New inhibitors of renin that contain novel phosphostatine Leu-Val replacements

A novel series of renin inhibitors based on the Phe8-His9-Leu10-Val11 substructure of renin's natural substrate, angiotensinogen, is reported. These inhibitors retain the Phe8-His9 portion of the native substructure and employ novel phosphostatine Leu10-Val11 replacements (LVRs). The phosphostatine LVRs were prepared by condensing a dialkyl phosphonate ester stabilized anion with either N-t-Boc-amino aldehydes or N-tritylamino aldehydes (derived from the corresponding amino acid). Structure-activity relationships at the Leu10 side chain revealed that the LVR derived from L-cyclohexylalanine provided a 130-fold boost in potency over the LVR derived from L-leucine.
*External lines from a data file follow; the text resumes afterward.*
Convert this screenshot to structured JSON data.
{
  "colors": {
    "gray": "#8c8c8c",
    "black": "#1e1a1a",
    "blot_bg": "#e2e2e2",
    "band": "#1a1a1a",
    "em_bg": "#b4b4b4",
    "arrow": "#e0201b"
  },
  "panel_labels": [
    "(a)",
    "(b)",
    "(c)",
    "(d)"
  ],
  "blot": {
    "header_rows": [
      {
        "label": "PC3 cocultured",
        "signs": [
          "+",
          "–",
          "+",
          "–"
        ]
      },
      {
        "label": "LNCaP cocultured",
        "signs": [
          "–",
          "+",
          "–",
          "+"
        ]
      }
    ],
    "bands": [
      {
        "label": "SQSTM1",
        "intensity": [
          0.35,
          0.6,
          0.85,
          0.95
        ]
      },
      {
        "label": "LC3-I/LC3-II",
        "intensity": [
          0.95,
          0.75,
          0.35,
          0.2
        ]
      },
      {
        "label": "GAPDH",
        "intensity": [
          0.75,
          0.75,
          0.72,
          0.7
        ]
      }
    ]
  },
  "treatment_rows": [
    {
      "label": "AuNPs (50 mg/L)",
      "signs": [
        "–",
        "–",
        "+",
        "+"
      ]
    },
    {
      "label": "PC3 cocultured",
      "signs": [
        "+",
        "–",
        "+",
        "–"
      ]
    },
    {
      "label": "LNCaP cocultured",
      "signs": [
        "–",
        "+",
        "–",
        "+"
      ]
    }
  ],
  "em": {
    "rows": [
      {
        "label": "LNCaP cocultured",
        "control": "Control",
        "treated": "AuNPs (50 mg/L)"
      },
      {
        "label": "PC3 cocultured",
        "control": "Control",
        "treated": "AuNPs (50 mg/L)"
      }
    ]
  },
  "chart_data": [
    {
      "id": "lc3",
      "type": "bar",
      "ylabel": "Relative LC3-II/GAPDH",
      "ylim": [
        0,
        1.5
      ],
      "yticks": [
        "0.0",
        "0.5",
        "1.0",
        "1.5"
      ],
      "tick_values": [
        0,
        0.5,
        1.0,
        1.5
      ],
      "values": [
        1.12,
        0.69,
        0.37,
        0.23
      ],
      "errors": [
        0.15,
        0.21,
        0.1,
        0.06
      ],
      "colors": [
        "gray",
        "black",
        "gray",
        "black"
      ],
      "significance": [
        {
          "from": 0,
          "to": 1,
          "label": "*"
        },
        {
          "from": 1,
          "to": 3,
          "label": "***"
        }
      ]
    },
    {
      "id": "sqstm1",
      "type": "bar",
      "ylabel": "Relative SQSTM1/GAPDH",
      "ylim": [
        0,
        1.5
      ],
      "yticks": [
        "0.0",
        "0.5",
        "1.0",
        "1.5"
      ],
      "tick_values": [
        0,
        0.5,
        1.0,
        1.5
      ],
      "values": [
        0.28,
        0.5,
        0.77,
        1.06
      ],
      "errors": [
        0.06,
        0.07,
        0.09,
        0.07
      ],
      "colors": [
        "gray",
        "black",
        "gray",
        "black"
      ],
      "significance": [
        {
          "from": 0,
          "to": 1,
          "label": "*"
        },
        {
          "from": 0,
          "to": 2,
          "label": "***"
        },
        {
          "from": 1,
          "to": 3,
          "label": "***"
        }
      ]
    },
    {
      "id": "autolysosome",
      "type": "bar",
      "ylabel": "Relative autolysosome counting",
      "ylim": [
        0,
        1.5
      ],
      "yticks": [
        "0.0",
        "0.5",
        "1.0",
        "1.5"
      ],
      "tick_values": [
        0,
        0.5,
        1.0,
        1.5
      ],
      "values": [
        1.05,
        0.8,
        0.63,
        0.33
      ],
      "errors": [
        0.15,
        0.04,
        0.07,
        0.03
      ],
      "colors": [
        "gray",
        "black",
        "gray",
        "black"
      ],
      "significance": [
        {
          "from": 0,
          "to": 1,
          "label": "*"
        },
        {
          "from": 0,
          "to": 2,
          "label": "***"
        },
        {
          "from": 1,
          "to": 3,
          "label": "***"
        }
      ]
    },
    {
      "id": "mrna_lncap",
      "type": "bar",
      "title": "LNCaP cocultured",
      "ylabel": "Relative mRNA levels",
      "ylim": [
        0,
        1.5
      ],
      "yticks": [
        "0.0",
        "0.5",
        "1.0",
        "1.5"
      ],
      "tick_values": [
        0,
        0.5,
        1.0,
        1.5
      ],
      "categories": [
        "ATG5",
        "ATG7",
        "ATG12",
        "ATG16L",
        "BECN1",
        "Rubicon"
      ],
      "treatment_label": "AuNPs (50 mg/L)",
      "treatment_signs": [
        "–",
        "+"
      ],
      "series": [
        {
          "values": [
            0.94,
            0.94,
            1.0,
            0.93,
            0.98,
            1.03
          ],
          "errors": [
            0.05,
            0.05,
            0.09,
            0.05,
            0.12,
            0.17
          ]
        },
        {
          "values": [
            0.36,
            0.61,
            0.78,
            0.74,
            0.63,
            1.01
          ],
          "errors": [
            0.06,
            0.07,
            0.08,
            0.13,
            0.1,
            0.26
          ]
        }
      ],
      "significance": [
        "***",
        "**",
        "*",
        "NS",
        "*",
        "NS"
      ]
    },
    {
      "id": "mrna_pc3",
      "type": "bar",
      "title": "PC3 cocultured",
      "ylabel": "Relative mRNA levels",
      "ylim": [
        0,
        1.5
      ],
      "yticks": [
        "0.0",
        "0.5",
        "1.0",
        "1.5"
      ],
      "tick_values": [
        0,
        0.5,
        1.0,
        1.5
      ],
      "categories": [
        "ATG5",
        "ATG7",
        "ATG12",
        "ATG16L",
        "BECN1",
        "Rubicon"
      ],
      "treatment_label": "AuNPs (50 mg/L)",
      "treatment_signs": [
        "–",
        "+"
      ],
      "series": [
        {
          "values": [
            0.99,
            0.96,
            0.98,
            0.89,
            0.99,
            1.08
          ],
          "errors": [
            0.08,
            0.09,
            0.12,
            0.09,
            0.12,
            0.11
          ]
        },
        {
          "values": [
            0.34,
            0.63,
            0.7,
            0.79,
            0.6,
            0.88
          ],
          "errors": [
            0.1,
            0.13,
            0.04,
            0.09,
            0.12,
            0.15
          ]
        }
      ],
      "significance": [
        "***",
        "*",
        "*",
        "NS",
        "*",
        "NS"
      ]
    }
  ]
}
The dialkyl ester moiety was varied and a loss in potency was incurred when the alkyl ester was chain extended or α-branced; dimethyl esters provided optimum potency. The phosphonate moiety was replaced by a half-acid half-ester phosphonate and dimethylphosphinate; both replacements lead to a loss in potency. The more potent inhibitors (IC50 = 20-50 nM) were found to be selective inhibitors for renin over porcine pepsin and bovine cathepsin D (little or no inhibition was observed at 10-5 M).